It is the formal culmination of a long journey. According to the Official Journal (JO) of Saturday March 9, the President of the Republic, Emmanuel Macron, promulgated the constitutional law relating to the freedom to resort to voluntary termination of pregnancy (abortion).

“The law determines the conditions under which the freedom guaranteed to a woman to have recourse to a voluntary termination of pregnancy is exercised,” according to the text published in the Official Journal.

Introduced in article 34 of the Constitution, this sentence makes France a pioneer in the world with such a clear reference to abortion in its fundamental text, unlike several countries where the right to abortion is declining, in United States and Eastern Europe.

In the wake of the promulgation of the law, the Keeper of the Seals, Eric Dupond-Moretti welcomed on the X platform “the end of a fight in France, and the beginning of a fight in Europe. For all women.”

The result of long debates

The formulation of “guaranteed freedom” for abortion is the result of long debates in Parliament and particularly in the Senate, where part of the right was reluctant, including President Gérard Larcher who ultimately abstained during the vote of the united Parliament. Monday in Congress in Versailles.

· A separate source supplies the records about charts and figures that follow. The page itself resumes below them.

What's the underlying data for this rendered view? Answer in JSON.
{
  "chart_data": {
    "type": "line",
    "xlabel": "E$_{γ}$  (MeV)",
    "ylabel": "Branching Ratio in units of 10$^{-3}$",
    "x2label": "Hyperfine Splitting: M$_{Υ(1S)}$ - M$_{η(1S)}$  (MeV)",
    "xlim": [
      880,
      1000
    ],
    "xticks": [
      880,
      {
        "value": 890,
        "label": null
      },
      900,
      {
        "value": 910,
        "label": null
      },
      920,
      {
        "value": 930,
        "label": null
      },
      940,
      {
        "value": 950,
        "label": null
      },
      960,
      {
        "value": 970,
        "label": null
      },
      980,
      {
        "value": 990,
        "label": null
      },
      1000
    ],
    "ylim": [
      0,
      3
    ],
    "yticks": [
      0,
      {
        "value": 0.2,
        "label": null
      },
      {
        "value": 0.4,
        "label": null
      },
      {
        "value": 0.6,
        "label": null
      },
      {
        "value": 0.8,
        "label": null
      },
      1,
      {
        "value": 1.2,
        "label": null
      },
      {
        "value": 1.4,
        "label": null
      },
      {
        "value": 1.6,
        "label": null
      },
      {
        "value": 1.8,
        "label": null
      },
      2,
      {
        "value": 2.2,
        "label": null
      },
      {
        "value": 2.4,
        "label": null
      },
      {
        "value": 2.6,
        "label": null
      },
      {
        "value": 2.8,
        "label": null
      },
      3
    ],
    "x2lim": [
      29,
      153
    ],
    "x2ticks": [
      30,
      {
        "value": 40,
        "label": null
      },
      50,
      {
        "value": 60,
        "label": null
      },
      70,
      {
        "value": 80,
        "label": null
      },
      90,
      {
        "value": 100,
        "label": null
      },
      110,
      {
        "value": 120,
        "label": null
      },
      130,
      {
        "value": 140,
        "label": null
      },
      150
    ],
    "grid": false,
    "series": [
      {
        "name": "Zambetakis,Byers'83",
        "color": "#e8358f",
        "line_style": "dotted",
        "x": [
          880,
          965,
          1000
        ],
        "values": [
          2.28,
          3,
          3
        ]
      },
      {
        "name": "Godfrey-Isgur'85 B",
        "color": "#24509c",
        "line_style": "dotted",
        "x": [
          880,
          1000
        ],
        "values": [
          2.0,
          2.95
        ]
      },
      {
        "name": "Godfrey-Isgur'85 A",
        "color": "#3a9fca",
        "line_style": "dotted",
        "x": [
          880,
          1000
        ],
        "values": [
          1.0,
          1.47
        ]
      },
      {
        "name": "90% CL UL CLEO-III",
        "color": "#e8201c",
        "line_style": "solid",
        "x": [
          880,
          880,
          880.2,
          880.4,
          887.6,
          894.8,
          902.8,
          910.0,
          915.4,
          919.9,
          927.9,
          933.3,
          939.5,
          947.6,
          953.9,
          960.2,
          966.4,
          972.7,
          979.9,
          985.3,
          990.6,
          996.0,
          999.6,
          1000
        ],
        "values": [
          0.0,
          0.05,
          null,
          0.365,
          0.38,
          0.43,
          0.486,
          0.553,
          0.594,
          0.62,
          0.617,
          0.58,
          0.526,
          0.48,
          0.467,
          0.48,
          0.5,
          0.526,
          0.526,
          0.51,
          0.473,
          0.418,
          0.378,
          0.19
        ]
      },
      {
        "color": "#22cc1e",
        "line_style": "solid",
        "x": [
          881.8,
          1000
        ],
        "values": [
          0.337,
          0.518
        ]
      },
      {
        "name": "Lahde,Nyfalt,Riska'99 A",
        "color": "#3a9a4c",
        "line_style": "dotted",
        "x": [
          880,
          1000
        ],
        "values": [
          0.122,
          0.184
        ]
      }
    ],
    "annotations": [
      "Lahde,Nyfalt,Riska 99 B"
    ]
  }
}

At the end of this historic vote, deputies and senators overwhelmingly approved the inclusion of abortion in the Constitution (780 for, 72 against).

Emmanuel Macron had made this reform one of the flagship promises of the societal aspect of his policy in recent months, embracing the various parliamentary initiatives of the left, supported by the majority.

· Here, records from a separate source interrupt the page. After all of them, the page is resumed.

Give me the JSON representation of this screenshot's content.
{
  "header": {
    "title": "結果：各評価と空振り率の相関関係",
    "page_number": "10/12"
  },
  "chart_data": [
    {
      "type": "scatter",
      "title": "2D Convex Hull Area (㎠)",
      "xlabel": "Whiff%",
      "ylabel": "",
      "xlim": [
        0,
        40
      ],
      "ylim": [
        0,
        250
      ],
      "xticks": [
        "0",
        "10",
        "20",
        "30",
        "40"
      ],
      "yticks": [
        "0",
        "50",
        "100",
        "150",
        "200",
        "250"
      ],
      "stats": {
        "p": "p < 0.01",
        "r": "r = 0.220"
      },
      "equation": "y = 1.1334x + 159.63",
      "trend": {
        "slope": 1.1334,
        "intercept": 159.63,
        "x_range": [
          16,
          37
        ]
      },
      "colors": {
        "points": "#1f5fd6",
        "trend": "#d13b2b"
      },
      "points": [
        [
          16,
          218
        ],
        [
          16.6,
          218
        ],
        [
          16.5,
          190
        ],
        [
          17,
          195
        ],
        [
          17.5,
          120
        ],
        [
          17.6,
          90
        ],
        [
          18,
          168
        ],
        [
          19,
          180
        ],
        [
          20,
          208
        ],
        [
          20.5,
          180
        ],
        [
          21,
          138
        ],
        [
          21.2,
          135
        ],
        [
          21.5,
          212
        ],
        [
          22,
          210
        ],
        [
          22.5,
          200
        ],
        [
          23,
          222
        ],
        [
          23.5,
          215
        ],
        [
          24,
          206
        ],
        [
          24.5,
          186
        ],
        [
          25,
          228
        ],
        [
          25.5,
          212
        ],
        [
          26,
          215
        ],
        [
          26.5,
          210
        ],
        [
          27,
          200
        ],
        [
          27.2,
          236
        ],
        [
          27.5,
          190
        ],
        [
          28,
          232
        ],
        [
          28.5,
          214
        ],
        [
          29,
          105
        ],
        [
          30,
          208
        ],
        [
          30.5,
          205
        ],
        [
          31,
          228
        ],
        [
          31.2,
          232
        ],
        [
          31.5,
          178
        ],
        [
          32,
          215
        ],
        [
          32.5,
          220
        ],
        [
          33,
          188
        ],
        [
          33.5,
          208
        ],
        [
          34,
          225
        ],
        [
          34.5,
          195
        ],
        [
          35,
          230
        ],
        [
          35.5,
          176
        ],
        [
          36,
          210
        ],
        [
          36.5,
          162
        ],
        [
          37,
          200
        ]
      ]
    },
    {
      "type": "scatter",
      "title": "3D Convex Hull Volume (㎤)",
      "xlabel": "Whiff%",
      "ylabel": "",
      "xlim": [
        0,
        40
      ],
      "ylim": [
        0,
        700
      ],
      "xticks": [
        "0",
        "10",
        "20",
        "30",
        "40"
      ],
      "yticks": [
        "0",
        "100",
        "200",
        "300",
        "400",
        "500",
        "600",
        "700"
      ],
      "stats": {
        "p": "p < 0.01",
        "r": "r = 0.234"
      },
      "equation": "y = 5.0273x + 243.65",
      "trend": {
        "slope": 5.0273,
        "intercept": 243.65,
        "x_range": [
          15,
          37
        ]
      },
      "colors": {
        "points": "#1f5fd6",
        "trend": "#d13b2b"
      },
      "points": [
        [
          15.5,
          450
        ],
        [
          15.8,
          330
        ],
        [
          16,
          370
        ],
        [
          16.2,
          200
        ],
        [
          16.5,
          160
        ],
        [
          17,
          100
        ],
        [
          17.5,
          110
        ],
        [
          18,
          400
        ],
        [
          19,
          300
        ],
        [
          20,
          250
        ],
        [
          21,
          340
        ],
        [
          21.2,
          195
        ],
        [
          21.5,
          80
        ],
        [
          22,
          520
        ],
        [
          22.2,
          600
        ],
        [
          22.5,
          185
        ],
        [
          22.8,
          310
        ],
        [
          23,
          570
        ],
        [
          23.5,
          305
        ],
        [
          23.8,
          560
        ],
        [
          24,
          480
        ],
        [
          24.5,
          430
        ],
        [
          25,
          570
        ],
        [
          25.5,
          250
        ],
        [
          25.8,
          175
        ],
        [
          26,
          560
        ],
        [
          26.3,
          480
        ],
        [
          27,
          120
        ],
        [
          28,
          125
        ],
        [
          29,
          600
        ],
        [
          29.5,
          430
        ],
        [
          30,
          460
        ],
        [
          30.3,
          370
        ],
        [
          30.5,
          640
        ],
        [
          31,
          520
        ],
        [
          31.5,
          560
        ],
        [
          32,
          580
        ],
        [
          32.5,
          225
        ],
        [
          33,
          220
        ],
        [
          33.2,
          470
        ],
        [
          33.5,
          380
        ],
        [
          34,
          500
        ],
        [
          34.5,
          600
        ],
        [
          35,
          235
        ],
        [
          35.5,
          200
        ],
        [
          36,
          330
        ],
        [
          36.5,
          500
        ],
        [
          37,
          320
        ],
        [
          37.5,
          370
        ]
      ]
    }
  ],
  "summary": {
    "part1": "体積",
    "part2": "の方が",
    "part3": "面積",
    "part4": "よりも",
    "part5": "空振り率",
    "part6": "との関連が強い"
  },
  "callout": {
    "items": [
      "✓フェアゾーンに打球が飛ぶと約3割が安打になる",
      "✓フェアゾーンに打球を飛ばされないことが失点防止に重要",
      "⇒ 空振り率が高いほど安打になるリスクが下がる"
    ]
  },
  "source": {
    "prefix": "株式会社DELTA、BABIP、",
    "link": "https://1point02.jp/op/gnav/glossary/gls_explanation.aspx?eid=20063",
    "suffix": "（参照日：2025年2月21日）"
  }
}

The graves of Gisèle Halimi and Simone Veil decorated with flowers

This promulgation comes as thousands of demonstrators gathered on Friday in France to defend their rights, on the occasion of International Women’s Day on March 8. “The seal of the Republic seals on this day a long fight for freedom,” declared Emmanuel Macron during a solemn event organized at Place Vendôme in Paris.

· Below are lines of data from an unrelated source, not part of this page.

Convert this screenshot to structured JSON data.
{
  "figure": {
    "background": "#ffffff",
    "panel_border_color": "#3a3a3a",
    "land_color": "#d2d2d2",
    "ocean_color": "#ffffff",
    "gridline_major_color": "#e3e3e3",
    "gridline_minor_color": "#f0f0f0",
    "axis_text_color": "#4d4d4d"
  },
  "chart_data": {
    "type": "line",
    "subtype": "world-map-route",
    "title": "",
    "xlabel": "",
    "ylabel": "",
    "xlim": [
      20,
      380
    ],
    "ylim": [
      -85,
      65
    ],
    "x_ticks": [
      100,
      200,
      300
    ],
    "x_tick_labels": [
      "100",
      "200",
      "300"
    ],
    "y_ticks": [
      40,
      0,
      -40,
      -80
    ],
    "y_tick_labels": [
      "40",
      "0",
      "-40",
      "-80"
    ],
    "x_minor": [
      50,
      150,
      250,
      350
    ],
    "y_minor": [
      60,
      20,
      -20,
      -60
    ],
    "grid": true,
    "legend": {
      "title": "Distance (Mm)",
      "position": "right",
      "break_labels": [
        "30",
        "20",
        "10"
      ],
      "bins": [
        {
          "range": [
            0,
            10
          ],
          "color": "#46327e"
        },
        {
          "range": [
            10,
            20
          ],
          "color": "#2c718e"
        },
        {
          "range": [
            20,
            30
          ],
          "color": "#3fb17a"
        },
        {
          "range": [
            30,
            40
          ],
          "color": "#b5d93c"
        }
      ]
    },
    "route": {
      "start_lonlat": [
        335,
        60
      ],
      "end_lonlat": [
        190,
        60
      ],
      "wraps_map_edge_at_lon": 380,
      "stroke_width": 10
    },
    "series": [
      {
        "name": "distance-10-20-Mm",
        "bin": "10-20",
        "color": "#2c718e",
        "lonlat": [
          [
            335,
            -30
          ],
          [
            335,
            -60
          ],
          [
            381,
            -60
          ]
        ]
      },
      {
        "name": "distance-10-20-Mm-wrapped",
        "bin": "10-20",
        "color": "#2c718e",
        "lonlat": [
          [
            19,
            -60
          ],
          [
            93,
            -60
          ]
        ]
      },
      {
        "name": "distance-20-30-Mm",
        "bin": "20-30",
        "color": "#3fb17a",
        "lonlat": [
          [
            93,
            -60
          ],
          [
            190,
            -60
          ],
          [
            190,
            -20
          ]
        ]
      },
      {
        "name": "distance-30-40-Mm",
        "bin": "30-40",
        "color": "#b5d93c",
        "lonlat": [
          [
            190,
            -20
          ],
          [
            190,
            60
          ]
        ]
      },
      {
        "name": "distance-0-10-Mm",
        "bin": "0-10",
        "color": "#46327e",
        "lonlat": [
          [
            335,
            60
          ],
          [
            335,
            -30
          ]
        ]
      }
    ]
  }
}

After the heavy metal press, more than 200 years old, had closed to affix the seal of the Republic to the text, ex-Rita Mitsouko singer Catherine Ringer concluded the ceremony by revisiting the “Marseillaise” ? the “impure blood” which “waters our furrows” becoming “pure law in the Constitution.”

The French president also placed flowers on the graves of “great figures” of feminism who contributed to the revision of the Constitution, including Gisèle Halimi and Simone Veil.